In Cohen v. Beneficial Industrial Loan Corp., 337 U.S. 541 (1949), the Supreme Court recognized that the continuous ownership requirement is necessary to prevent the federal courts from being used to vindicate "purchased grievance[s]." A stockholder who brings suit on behalf of the corporation assumes a position of a fiduciary nature, and sues not for himself but as the representative of other shareholders similarly situated. Id. at 549. The adequate representation requirement attempts to impose responsibility and accountability on a plaintiff in a derivative action to ensure that he protects the interests of the other shareholders. Id. at 549-550.
(ii) New Jersey State Law Governing Derivative Claims
N.J.S.A 14A:3-6.2 governs derivative suits under New Jersey law, and requires the plaintiff to remain "a shareholder throughout the derivative proceeding," and "fairly and accurately represent[s] the interest of the corporation in enforcing the right of the corporation." See also Pogostin v. Leighton, 216 N.J. Super. 363, 371 (App. Div. 1987)(citing earlier version of the statute and New Jersey Court Rule 4:32-5).

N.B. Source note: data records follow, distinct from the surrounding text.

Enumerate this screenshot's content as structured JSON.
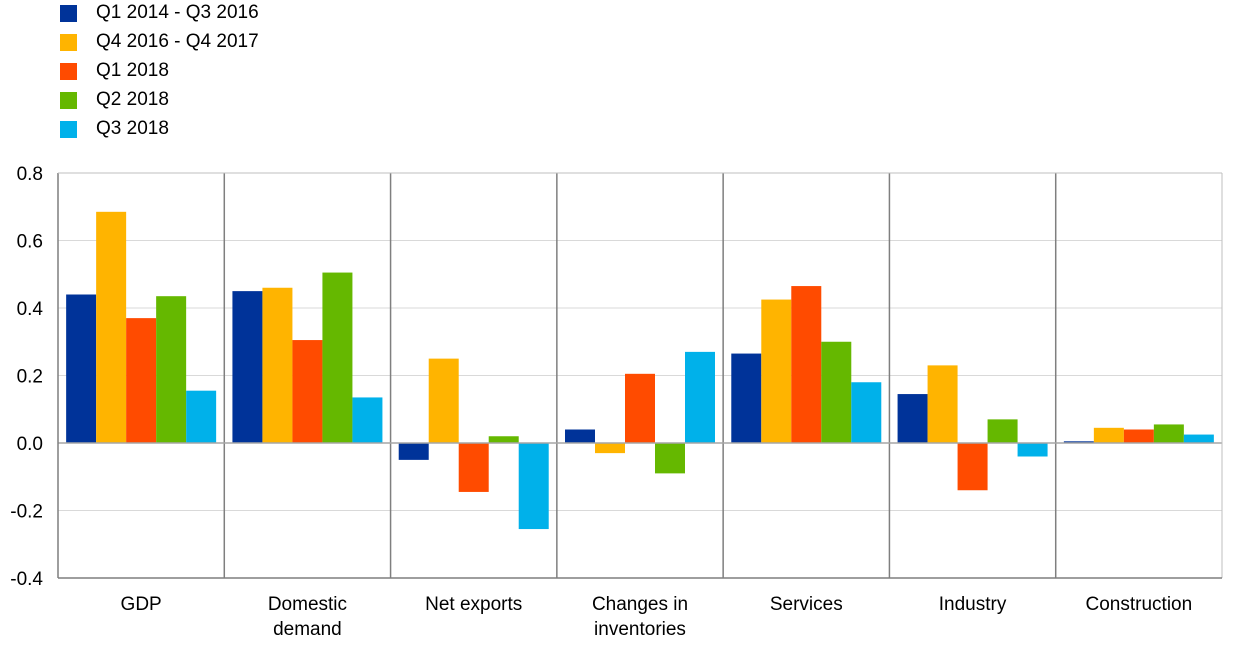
{
  "chart_data": {
    "type": "bar",
    "title": "",
    "xlabel": "",
    "ylabel": "",
    "ylim": [
      -0.4,
      0.8
    ],
    "yticks": [
      "0.8",
      "0.6",
      "0.4",
      "0.2",
      "0.0",
      "-0.2",
      "-0.4"
    ],
    "ytick_values": [
      0.8,
      0.6,
      0.4,
      0.2,
      0.0,
      -0.2,
      -0.4
    ],
    "grid": true,
    "legend_position": "top-left",
    "categories": [
      [
        "GDP"
      ],
      [
        "Domestic",
        "demand"
      ],
      [
        "Net exports"
      ],
      [
        "Changes in",
        "inventories"
      ],
      [
        "Services"
      ],
      [
        "Industry"
      ],
      [
        "Construction"
      ]
    ],
    "series": [
      {
        "name": "Q1 2014 - Q3 2016",
        "color": "#003399",
        "values": [
          0.44,
          0.45,
          -0.05,
          0.04,
          0.265,
          0.145,
          0.005
        ]
      },
      {
        "name": "Q4 2016 - Q4 2017",
        "color": "#ffb400",
        "values": [
          0.685,
          0.46,
          0.25,
          -0.03,
          0.425,
          0.23,
          0.045
        ]
      },
      {
        "name": "Q1 2018",
        "color": "#ff4b00",
        "values": [
          0.37,
          0.305,
          -0.145,
          0.205,
          0.465,
          -0.14,
          0.04
        ]
      },
      {
        "name": "Q2 2018",
        "color": "#65b800",
        "values": [
          0.435,
          0.505,
          0.02,
          -0.09,
          0.3,
          0.07,
          0.055
        ]
      },
      {
        "name": "Q3 2018",
        "color": "#00b1ea",
        "values": [
          0.155,
          0.135,
          -0.255,
          0.27,
          0.18,
          -0.04,
          0.025
        ]
      }
    ]
  }
}
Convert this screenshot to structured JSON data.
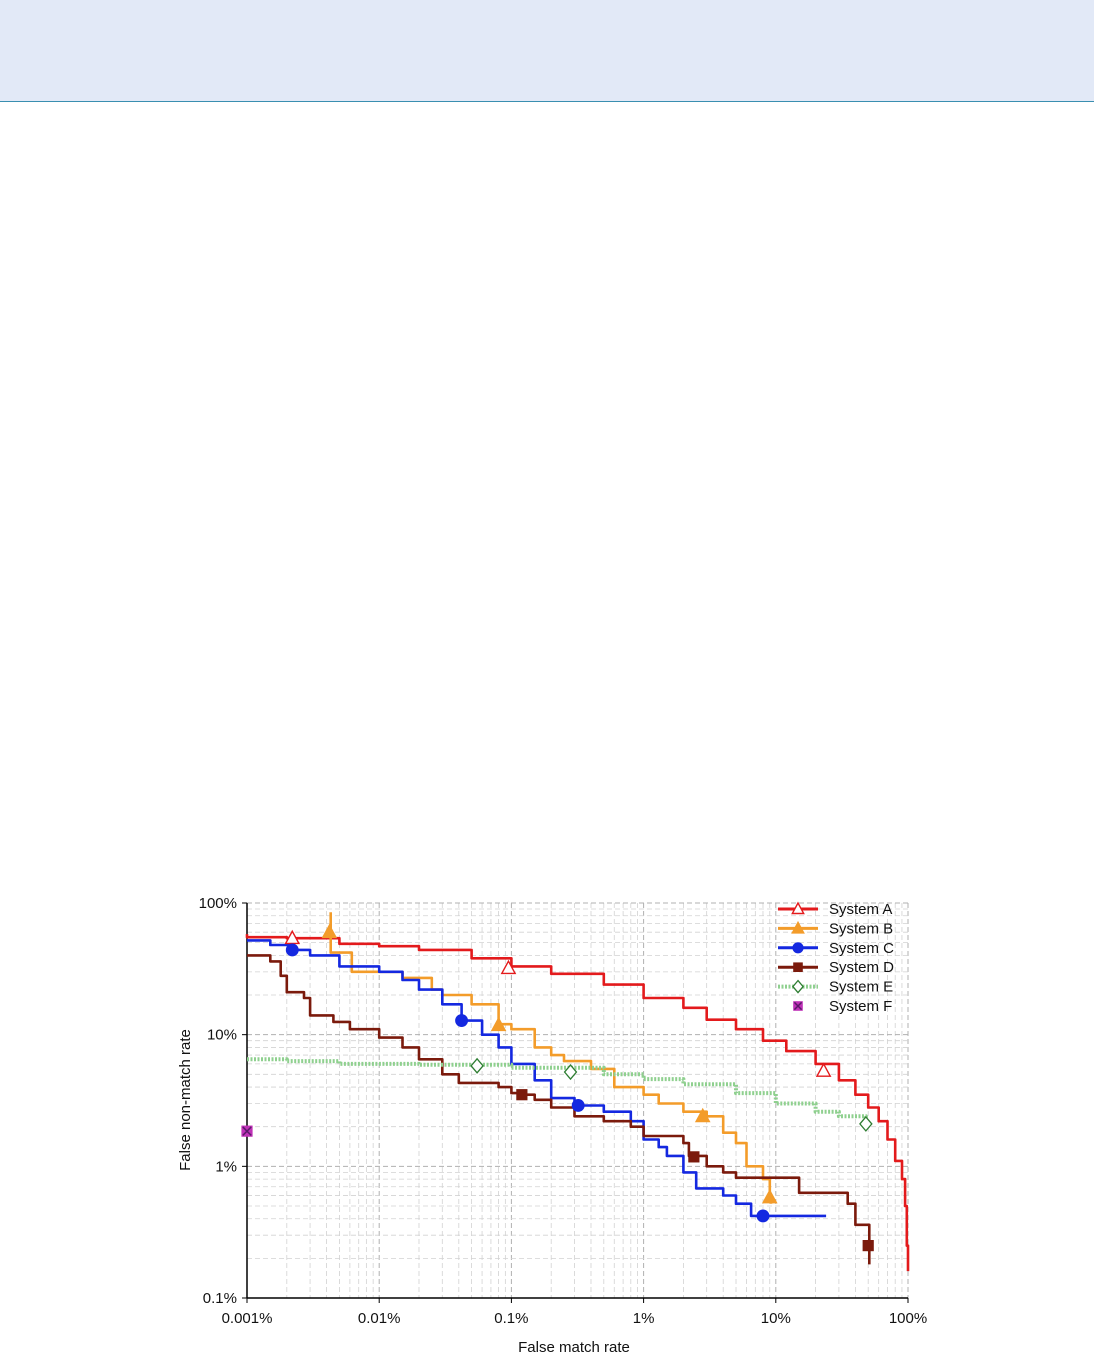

New Jersey follows the "American rule," whereby stockholders claiming injuries similar to all other stockholders "may not recover for the injury to [their] stock alone, but must seek recovery derivatively in behalf of the corporation." Strasenburgh, supra, 146 N.J. at 550 (internal citation omitted). In fact, New Jersey law bars shareholders from suing for injuries arising from the diminution in value of their shares resulting from wrongs allegedly done to their corporations." Pepe v. General Motors Acceptance Corp., 254 N.J. Super. 662, 666 (App. Div. 1992), certif.denied,130 N.J. 11 (1992).
Under New Jersey law,with closely held corporations a court has the discretion to treat derivative claims as a direct action if certain conditions are met, such as the absence of: (i) exposure to multiple actions; (ii) material prejudice to creditors; and (iii) interference with a fair distribution of recovery among all interested persons. Brown v. Brown, 323 N.J .Super. 30, 36 (App. Div. 1999), certif. denied, 162 N.J. 199 (1999) (internal citation omitted).